If you want to use a renamed aggregated field, the ORDERBY clause must refer to the field by its rename. The following ORDERBY clause example renames an aggregated field from scan_count to scan_avg:

| sdselect avg(scan_count) AS scan_avg FROM my_csv_data GROUPBY sid,action ORDERBY scan_avg DESC

<evaluation-function>

Syntax: <evaluation-function> [ASC | DESC], ...

Description: Order events by the output of evaluation functions.

The ORDERBY clause can support all evaluation functions supported by sdselect, with these exceptions:

  • Boolean evaluation functions such as like() and match().
  • Date and time evaluation functions.
  • Non-function evaluation expressions that use mathematical, concatenation, or Boolean operators like a > 5 or x + 3.

An <evaluation-function> for an ORDERBY clause can contain a single evaluation function or a chain of evaluation functions, as long as its output is not a Boolean value of true or false. For more information about sdselect evaluation function support, see Apply evaluation functions to your sdselect searches.

You can optionally use the ASC or DESC modifiers to indicate whether sdselect sorts the output values in ascending or descending order. If you do not specify ASC or DESC for an evaluation function, by default sdselect sorts the output values in ascending order.

If you specify multiple evaluation functions for an ORDERBY clause, separate the evaluation functions and their ASC or DESC modifiers by commas. When you specify multiple ORDERBY fields or evaluation functions, sdselect sorts search results by the fields and evaluation functions in the order that you list them.
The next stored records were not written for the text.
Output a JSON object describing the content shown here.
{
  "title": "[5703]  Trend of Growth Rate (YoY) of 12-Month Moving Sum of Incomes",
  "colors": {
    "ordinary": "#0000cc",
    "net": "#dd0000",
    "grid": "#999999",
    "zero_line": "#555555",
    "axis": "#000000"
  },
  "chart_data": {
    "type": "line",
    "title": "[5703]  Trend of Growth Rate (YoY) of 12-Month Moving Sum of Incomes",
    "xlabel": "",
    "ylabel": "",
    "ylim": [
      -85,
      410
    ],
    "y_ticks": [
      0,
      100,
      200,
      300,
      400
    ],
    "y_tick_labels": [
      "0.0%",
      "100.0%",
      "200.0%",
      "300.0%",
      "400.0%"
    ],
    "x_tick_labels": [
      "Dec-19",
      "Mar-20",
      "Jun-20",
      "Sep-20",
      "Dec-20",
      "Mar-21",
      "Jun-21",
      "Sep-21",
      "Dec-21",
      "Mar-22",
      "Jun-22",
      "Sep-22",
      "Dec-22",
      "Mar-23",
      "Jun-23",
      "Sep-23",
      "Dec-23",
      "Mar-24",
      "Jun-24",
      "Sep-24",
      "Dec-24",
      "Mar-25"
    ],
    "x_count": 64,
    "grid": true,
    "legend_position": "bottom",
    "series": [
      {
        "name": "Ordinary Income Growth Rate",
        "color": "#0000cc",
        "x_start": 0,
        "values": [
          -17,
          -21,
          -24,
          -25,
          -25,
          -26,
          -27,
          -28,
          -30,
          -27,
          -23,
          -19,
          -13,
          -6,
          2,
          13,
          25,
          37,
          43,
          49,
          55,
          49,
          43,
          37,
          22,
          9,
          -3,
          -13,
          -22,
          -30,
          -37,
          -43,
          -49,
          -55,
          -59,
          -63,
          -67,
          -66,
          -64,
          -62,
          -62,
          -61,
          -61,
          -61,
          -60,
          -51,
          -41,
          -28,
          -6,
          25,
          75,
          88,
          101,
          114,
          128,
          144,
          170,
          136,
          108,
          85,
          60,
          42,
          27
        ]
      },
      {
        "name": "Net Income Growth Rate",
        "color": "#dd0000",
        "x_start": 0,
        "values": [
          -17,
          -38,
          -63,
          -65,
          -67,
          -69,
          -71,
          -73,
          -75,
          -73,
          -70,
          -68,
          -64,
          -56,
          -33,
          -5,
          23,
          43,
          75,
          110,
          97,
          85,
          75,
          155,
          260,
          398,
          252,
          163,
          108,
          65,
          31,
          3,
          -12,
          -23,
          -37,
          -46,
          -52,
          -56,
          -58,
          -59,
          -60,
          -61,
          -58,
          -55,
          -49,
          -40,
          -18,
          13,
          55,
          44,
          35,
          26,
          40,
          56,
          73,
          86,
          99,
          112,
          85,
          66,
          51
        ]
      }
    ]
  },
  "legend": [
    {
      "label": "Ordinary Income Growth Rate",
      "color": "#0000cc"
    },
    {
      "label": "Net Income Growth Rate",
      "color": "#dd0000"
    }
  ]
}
For more information about how ORDERBY clause sort operations interact with the GROUPBY clause, see GROUPBY and ORDERBY event sort interoperation.

LIMIT clause arguments

You can use the LIMIT clause to specify the maximum number of search results to return. The LIMIT clause is optional.

<limit-clause>

Syntax: LIMIT <unsigned_integer>

Description: Set the maximum number of search results that an sdselect search can return.

Default: 100,000 results

You must place the LIMIT clause after the WHERE, GROUPBY, and ORDERBY clauses, if you use any of them in the search.

For information about changing the default number of results returned by an sdselect search without a LIMIT clause, see Control the maximum number of returned results if a LIMIT clause is not present.